豪農から小前へ移った田村村の降札
どんな伝承か
田村村では慶応三年十月八日を皮切りに、津島牛頭天王や洲原大神宮、観世音の札が降りはじめ、十三日には薬師如来、十四日には豊川稲荷が五軒、秋葉山が三軒というふうに、日を追って各戸に集中した。十二月七日までに数は四十六枚に達している。二十四日には愛宕山大権現と十一面観音が新井敷の家に降り、当主はわざわざ飯田まで買い出しに行って酒と米をふんだんに費やし、盛大に祝った。
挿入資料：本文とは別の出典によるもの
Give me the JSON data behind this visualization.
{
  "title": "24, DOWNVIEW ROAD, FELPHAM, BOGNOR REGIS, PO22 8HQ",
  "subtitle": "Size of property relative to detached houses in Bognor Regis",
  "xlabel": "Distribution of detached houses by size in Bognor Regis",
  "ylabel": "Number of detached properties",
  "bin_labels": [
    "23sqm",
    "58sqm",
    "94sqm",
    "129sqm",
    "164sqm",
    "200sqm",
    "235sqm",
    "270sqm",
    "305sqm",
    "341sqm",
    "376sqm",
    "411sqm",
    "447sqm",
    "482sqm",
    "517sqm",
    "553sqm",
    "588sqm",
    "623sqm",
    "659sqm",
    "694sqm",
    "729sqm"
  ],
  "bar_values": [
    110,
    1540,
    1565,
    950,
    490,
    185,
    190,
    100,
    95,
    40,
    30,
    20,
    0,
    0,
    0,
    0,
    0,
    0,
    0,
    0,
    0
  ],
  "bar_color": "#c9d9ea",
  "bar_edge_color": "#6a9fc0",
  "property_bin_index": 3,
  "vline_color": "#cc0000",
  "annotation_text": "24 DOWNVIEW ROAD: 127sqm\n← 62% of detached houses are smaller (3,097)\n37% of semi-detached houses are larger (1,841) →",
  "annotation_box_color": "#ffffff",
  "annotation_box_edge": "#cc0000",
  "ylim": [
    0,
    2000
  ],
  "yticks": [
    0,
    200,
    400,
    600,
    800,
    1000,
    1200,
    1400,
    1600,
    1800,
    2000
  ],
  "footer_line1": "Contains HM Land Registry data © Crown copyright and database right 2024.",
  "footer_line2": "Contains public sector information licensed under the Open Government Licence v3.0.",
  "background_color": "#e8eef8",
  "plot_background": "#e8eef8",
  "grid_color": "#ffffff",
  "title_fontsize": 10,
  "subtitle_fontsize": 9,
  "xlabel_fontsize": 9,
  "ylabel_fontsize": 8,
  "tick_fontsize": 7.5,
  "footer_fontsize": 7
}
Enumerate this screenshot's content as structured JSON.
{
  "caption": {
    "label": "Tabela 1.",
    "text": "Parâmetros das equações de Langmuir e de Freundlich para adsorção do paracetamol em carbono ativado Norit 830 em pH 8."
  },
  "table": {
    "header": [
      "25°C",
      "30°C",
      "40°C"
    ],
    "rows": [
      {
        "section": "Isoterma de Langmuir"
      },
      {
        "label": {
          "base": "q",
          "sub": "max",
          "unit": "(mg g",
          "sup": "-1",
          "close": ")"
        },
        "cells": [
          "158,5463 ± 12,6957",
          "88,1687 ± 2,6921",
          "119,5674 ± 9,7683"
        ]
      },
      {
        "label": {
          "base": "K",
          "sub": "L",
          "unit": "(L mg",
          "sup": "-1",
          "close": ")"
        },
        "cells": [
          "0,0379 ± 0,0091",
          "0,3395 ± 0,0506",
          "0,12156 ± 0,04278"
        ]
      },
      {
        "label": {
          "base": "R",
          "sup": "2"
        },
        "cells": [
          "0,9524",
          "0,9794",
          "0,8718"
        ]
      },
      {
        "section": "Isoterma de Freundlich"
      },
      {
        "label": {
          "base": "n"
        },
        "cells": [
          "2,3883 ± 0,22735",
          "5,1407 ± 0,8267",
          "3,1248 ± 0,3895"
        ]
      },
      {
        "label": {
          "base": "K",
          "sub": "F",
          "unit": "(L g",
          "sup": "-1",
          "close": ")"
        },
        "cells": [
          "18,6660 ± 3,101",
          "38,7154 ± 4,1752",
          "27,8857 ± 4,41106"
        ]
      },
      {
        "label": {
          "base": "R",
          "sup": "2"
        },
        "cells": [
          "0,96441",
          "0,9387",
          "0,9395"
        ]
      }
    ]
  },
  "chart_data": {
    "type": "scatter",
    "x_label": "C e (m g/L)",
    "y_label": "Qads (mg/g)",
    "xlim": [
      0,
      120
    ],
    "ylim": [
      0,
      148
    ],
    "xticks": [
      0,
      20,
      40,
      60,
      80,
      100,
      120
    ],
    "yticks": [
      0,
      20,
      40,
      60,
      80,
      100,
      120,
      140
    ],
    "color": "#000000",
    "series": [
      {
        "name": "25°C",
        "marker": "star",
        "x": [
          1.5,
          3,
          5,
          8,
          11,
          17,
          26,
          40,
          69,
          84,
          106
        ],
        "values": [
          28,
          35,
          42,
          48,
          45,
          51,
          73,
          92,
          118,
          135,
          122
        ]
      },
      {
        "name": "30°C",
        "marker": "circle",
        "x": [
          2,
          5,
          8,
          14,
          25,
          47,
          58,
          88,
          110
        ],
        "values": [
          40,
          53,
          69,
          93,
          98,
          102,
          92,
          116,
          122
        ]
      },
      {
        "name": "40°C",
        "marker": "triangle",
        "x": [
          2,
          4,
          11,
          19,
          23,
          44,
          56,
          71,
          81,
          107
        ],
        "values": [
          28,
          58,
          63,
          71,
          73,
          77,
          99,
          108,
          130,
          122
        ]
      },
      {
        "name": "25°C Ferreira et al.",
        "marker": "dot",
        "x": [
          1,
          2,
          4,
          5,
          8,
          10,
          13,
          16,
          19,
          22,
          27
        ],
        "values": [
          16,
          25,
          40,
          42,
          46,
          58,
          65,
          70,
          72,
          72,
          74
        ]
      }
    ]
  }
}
初めは村の豪農の家ばかりに降っていたのが、後半には持ち高五石に満たない層へと移っていったのが、この村の特徴である。
※伝承地の場所は必ずしも正確ではありません
出典の文献について
長野県史 通史編 第6巻(長野県史・昭和中期~後期(推定))
本書は慶応3年(1867年)7月から慶応4年(1868年)3月にかけて、信濃地方で発生した大規模な「お札降り」現象を記録した歴史文献である。三河渥美郡に始まった札降り現象は東海道沿いに伝播し、名古屋での流行を経て信濃各地に波及した。飯田、高遠、松本、諏訪などの城下町から農村部まで広範な地域で、神社のお札や御幣が降下したと報告され、各地で「豊年踊り」と称される大規模な祝祭が展開された。